Chapter 6, Part 2

Cards (20)

  • What defines a competitive market?
    A market with many buyers and sellers where firms sell identical products and can freely enter and exit the market.
  • What is the goal of firms in a competitive market?
    To maximize profit by deciding how much output to produce, whether to shut down temporarily, or whether to enter/exit a market.
  • What are the characteristics of perfect competition?
    Many buyers and sellers, identical products, free entry and exit, and perfect information.
  • Why are firms in perfect competition called price takers?
    Because their individual output doesn't influence the market price.
  • How is total revenue (TR) calculated?
    TR = Price (P) x Quantity (Q).
  • How is average revenue (AR) calculated?
    AR = TR / Q = P.
  • How is marginal revenue (MR) calculated?

    MR = ΔTR / ΔQ = P.
  • What is the rule for profit maximization in perfect competition?
    Firms maximize profit by producing the quantity where MR = MC (Marginal Cost).
  • What is the short-run production decision rule?
    If P > AVC (Average Variable Cost), firms produce in the short run; if P < AVC, firms shut down temporarily.
  • What is the long-run production decision rule?
    Firms enter the market if P > ATC (Average Total Cost) and exit if P < ATC.
  • What is the short-run supply curve for a firm?

    The portion of the MC curve above AVC.
  • What is the long-run supply curve for a firm?

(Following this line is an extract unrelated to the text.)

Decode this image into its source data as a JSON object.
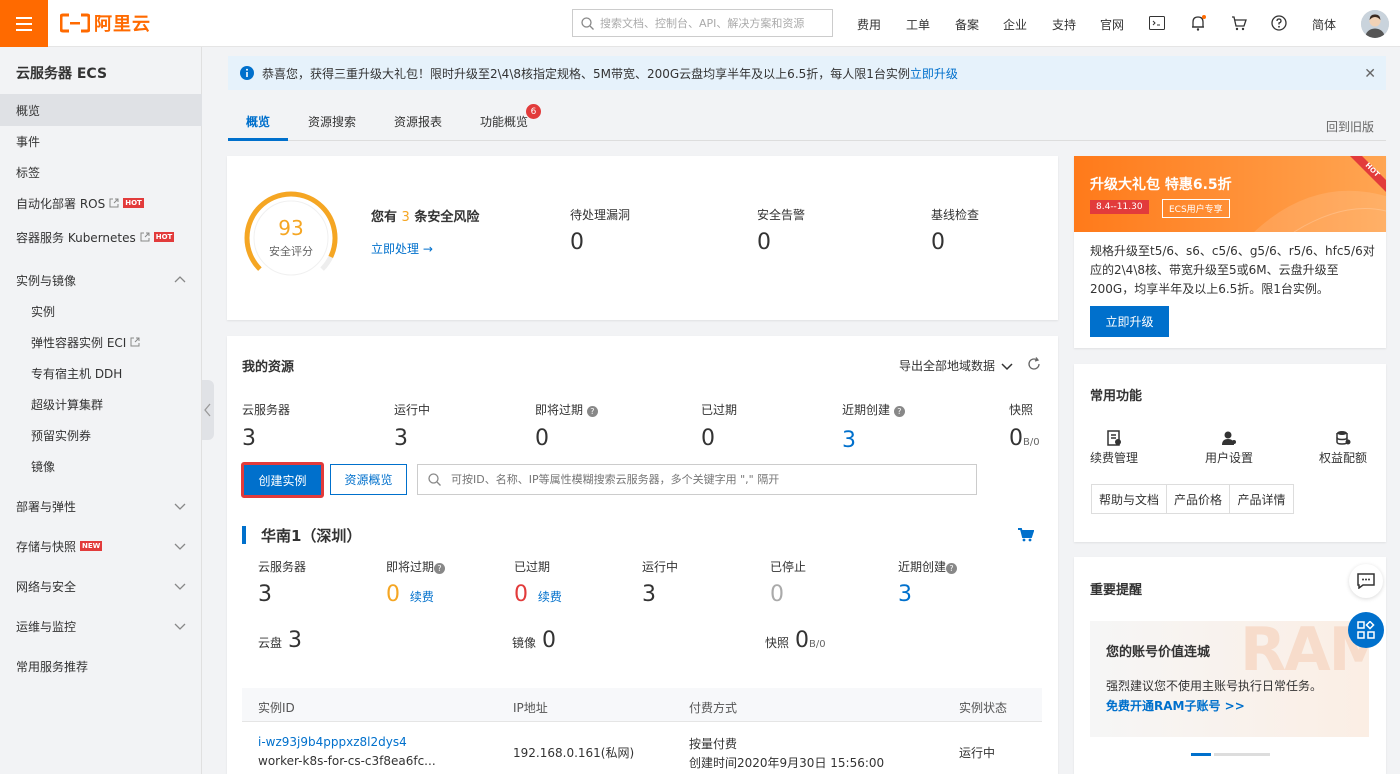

    The portion of the MC curve above ATC.
  • How is the market supply curve determined?
    By the sum of individual firm supplies.
  • What happens when new firms enter the market in the long run?
    Supply increases, prices decrease, and profits reach zero.
  • What happens when firms exit the market in the long run?
    Supply decreases, prices increase, and losses are eliminated until profits reach zero.
  • What is long-run equilibrium in a competitive market?
    Firms produce at the point where P = MC = ATC, making zero economic profit.
  • What are the short-run effects of a demand increase?
    Prices and profits increase, leading existing firms to produce more.
  • What are the long-run effects of a demand increase?
    New firms enter, increasing supply and reducing prices back to zero economic profit.
  • How is profit calculated in a competitive market?
    Profit = TR - TC = (P - ATC) x Q.
  • What is the supply curve in competitive markets?

    A firm's supply curve is its MC curve above AVC in the short run and above ATC in the long run.